Here at the College of Social Sciences and Public Policy (COSSPP), our faculty have been quite busy! Here are some of the projects that our faculty have recently published.

“Land Preservation Under the Transfer of Development Rights Program” by Dr. Kerry Fang

In her recent article, Dr. Fang examines the success of transfer of development rights (TDR) programs, which are are land preservation programs that promise to conserve land in its current use by allowing landowners to sell development rights on their parcels, in Montgomery County, Maryland. She finds the TDR program showed promising effects on preserving agricultural land and forest, but was also insufficient in advancing desirable development patterns and ensuring permanent conservation.

“Do Authoritarian Elections Help the Poor? Evidence from Russian Cities” by Dr. Quintin Beazer

iims.hse.ru/data/2017/11/09/1158383623/Beazer.jpg

In his recent article, Dr. Beazer examines whether local elections under autocracy help the poor. Using geographic and temporal variation across Russian cities (2002–12) in the elimination of mayoral elections, he investigates how mayoral appointments affect the maintenance of aging housing infrastructure. He finds that, compared to elected mayors, appointed mayors allow more of their Soviet-era housing stock to become dilapidated and unsafe. Moreover, bad housing increases more in cities where appointees deliver high vote shares to the ruling party in national elections.

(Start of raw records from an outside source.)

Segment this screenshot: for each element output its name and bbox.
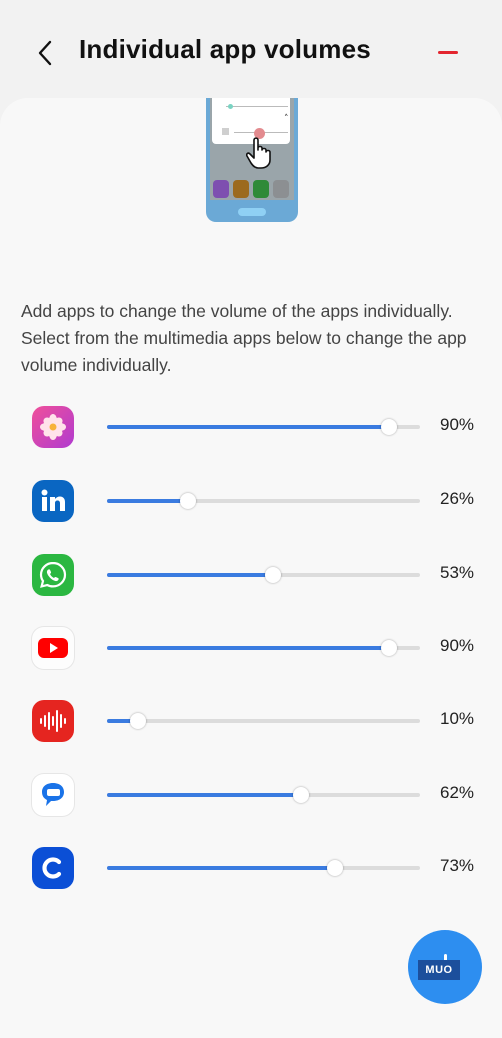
slider-fill xyxy=(107,866,335,870)
app-volume-row: 10% xyxy=(0,690,502,750)
illustration-app xyxy=(273,180,289,198)
slider-fill xyxy=(107,793,301,797)
volume-percentage: 53% xyxy=(440,563,475,582)
watermark-logo: MUO xyxy=(418,960,460,980)
app-volume-row: 90% xyxy=(0,396,502,456)
linkedin-icon[interactable] xyxy=(32,480,74,522)
app-volume-row: 62% xyxy=(0,764,502,824)
remove-button[interactable] xyxy=(430,38,466,66)
page-title: Individual app volumes xyxy=(79,34,371,64)
slider-fill xyxy=(107,573,273,577)
volume-percentage: 26% xyxy=(440,489,475,508)
back-button[interactable] xyxy=(30,36,60,70)
illustration-app xyxy=(213,180,229,198)
minus-icon xyxy=(438,50,458,54)
app-volume-row: 73% xyxy=(0,837,502,897)
volume-percentage: 90% xyxy=(440,415,475,434)
slider-thumb[interactable] xyxy=(327,860,343,876)
illustration-app xyxy=(253,180,269,198)
phone-illustration: ˄ xyxy=(206,98,298,222)
volume-percentage: 10% xyxy=(440,709,475,728)
slider-thumb[interactable] xyxy=(265,567,281,583)
gallery-flower-icon[interactable] xyxy=(32,406,74,448)
slider-thumb[interactable] xyxy=(381,640,397,656)
messages-icon[interactable] xyxy=(32,774,74,816)
whatsapp-icon[interactable] xyxy=(32,554,74,596)
app-volume-row: 90% xyxy=(0,617,502,677)
volume-slider[interactable] xyxy=(107,782,420,808)
volume-slider[interactable] xyxy=(107,855,420,881)
slider-fill xyxy=(107,425,389,429)
app-volume-row: 53% xyxy=(0,544,502,604)
voice-recorder-icon[interactable] xyxy=(32,700,74,742)
chevron-left-icon xyxy=(38,40,52,66)
slider-fill xyxy=(107,646,389,650)
slider-fill xyxy=(107,499,188,503)
volume-slider[interactable] xyxy=(107,488,420,514)
app-volume-row: 26% xyxy=(0,470,502,530)
illustration-chevron-up-icon: ˄ xyxy=(284,114,289,124)
volume-slider[interactable] xyxy=(107,562,420,588)
volume-slider[interactable] xyxy=(107,635,420,661)
slider-thumb[interactable] xyxy=(180,493,196,509)
slider-thumb[interactable] xyxy=(293,787,309,803)
illustration-app xyxy=(233,180,249,198)
header: Individual app volumes xyxy=(0,0,502,100)
volume-slider[interactable] xyxy=(107,708,420,734)
volume-percentage: 90% xyxy=(440,636,475,655)
slider-thumb[interactable] xyxy=(381,419,397,435)
volume-slider[interactable] xyxy=(107,414,420,440)
description-text: Add apps to change the volume of the app… xyxy=(21,301,467,375)
youtube-icon[interactable] xyxy=(32,627,74,669)
illustration-home-bar xyxy=(238,208,266,216)
hand-pointer-icon xyxy=(246,137,271,169)
volume-percentage: 62% xyxy=(440,783,475,802)
volume-percentage: 73% xyxy=(440,856,475,875)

“When Religion Hurts: Structural Sexism and Health in Religious Congregations” by Dr. Patricia Homan

Patricia Homan | Sociology

In her recent article, Dr. Homan examines the relationship between structural sexism and health. To do so, she looks to two nationally representative surveys to explore the health consequences of structural sexism within another setting: religious institutions. She finds that among religious participants, women who attend sexist religious institutions report significantly worse self-rated health than do those who attend more inclusive congregations. Furthermore, only women who attend inclusive religious institutions exhibit a health advantage relative to non-participants.